Now, the two-time Grammy award-winning artist -- whose new album "god's work" is available for pre-sale -- guest co-hosted "The View" and opened up about her personal anxiety struggles during Hot Topics.
"I grew up in the public eye my whole life, and by the time I was 30, I had never been alone," Rimes, 39, said, adding that "there was always someone around" her. She said that she came to realize that she needed to "get help" because she wanted to learn how to feel free in her own body and mind.
An unusual birthday gift, Rimes checked herself into a treatment facility after turning 30. "I was so sick of people, like, talking crap and running their mouth about me, she said. "The best thing to do is just be honest in life. This is what I'm going through."

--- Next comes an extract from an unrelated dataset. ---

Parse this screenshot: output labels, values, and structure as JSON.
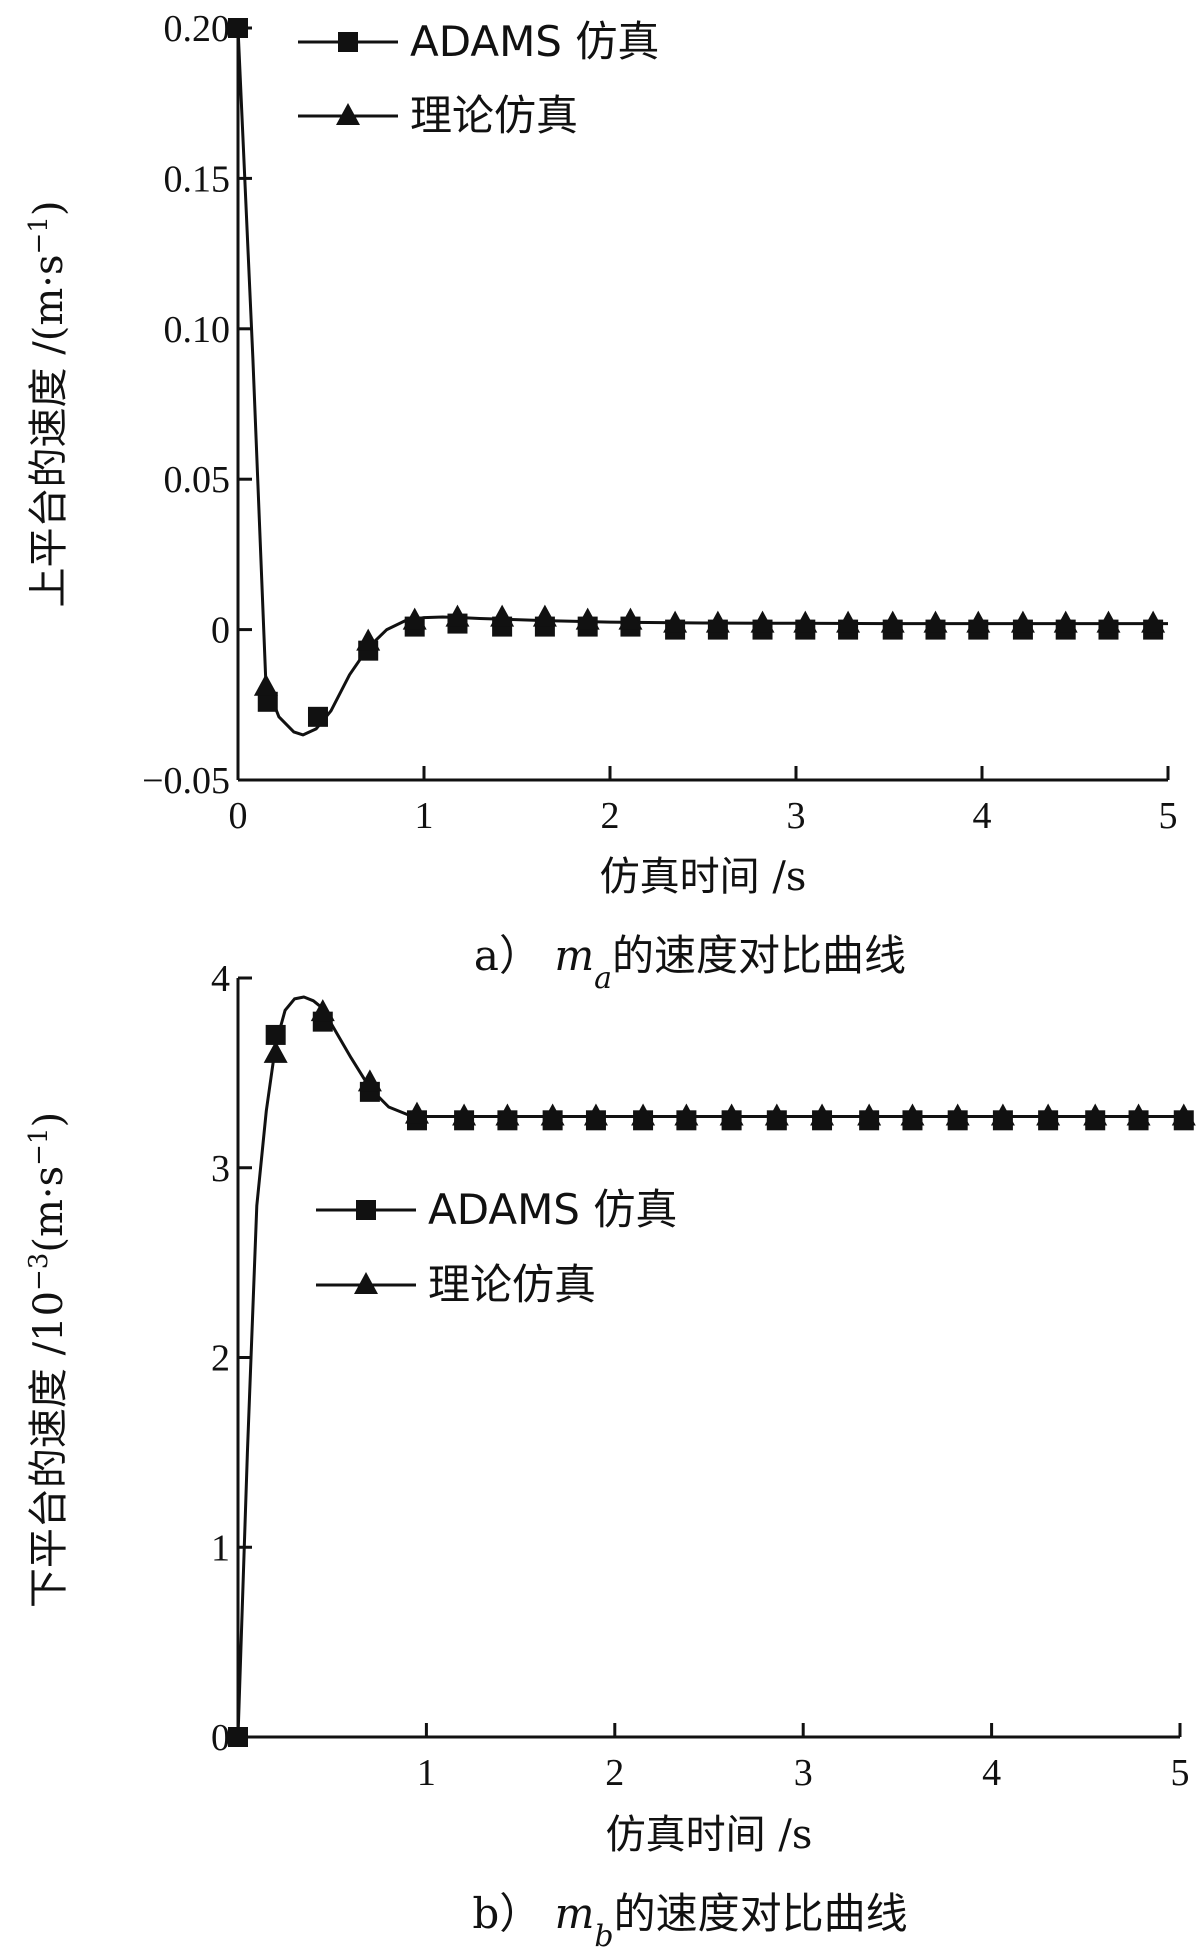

"From that moment on, as I started on my own healing journey, I wanted to help people to really kind of move through life on their own," she continued. When co-host Joy Behar asked if her anxiety was connected to being a child star, Rimes replied, "absolutely."

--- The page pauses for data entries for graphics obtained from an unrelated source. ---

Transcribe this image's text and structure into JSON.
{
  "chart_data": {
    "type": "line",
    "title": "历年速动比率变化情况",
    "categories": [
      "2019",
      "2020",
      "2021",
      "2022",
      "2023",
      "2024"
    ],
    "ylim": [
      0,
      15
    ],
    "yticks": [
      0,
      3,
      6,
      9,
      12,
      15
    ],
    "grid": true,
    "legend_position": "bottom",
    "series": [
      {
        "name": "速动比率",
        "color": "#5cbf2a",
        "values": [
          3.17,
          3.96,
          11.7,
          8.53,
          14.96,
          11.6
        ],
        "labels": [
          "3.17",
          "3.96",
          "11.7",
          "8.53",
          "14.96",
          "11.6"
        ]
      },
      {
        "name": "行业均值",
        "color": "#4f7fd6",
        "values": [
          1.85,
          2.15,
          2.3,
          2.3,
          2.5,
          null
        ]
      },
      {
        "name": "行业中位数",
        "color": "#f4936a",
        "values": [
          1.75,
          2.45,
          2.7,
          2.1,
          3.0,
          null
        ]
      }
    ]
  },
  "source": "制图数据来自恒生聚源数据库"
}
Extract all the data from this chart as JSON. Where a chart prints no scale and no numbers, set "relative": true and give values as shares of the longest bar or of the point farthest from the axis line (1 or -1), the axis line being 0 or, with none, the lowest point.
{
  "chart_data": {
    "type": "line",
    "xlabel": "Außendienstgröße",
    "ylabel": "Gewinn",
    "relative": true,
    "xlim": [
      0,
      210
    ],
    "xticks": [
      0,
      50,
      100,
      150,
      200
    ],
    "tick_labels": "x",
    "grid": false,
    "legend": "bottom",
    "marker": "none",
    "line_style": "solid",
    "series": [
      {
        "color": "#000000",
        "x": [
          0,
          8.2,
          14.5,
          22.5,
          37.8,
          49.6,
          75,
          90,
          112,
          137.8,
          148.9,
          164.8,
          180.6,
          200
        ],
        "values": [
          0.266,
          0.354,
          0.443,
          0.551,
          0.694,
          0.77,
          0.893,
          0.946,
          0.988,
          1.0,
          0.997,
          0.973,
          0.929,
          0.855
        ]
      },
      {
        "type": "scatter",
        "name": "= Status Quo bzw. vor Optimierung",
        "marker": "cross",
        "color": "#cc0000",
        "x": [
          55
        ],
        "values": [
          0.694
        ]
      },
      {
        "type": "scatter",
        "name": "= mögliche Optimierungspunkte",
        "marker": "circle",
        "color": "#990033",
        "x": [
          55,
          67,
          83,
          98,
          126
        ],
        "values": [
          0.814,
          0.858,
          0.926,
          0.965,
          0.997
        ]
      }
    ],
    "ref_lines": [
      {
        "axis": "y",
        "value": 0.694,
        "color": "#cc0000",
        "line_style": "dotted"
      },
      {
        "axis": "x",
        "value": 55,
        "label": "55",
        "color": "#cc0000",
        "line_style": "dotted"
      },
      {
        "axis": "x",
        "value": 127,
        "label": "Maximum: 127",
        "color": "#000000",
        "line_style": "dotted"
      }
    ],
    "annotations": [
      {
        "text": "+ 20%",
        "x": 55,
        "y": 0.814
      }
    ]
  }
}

"I didn't really have a childhood. I'm about to turn 40 in August, and I get a little bit sad about the fact that I had such a weird upbringing," she said. "It definitely contributed. You can't be in the public eye for that long and just not have -- it's not normal."
"I think the more people like myself talk about it, the more we normalize it," Rimes said of mental health. "It needs to be normalized... We're all going through it and so many people aren't discussing it right now."
During the Emmy award-winning daytime talk show, "The View" panel shared about singer Camila Cabello and model Kendall Jenner going public about grappling with anxiety.
"I feel like in this world if you are not anxious right now, you're not -- you're living on another planet. You're not alive," Rimes said of mental health. "There are a lot of people walking around eyes closed, completely deadened and, you know, I think it is a sign of life honestly ... especially the life we're living in."
"For me, it's about being aware," Rimes said on managing her mental health. "I do a lot of meditation."
In August 2021, Rimes opened up about dealing with depression during the pandemic on an episode of "The Verywell Mind Podcast" with Amy Morin, revealing that she had a tough time coping with her career coming to a halt as a result of COVID-19.
According to People, she said on the podcast that she's "never had this much time at home. Like my nervous system was just like, 'What are we doing?'"
"Even though I meditate and do all the things ... there was still this kind of energy that's always on. That really kind of is my baseline," Rimes continued. "So, when that got taken away, the false security of having a job my whole life, like having all the things removed, and I was terrified as everyone else, including feeling like you're going to walk out your door and die."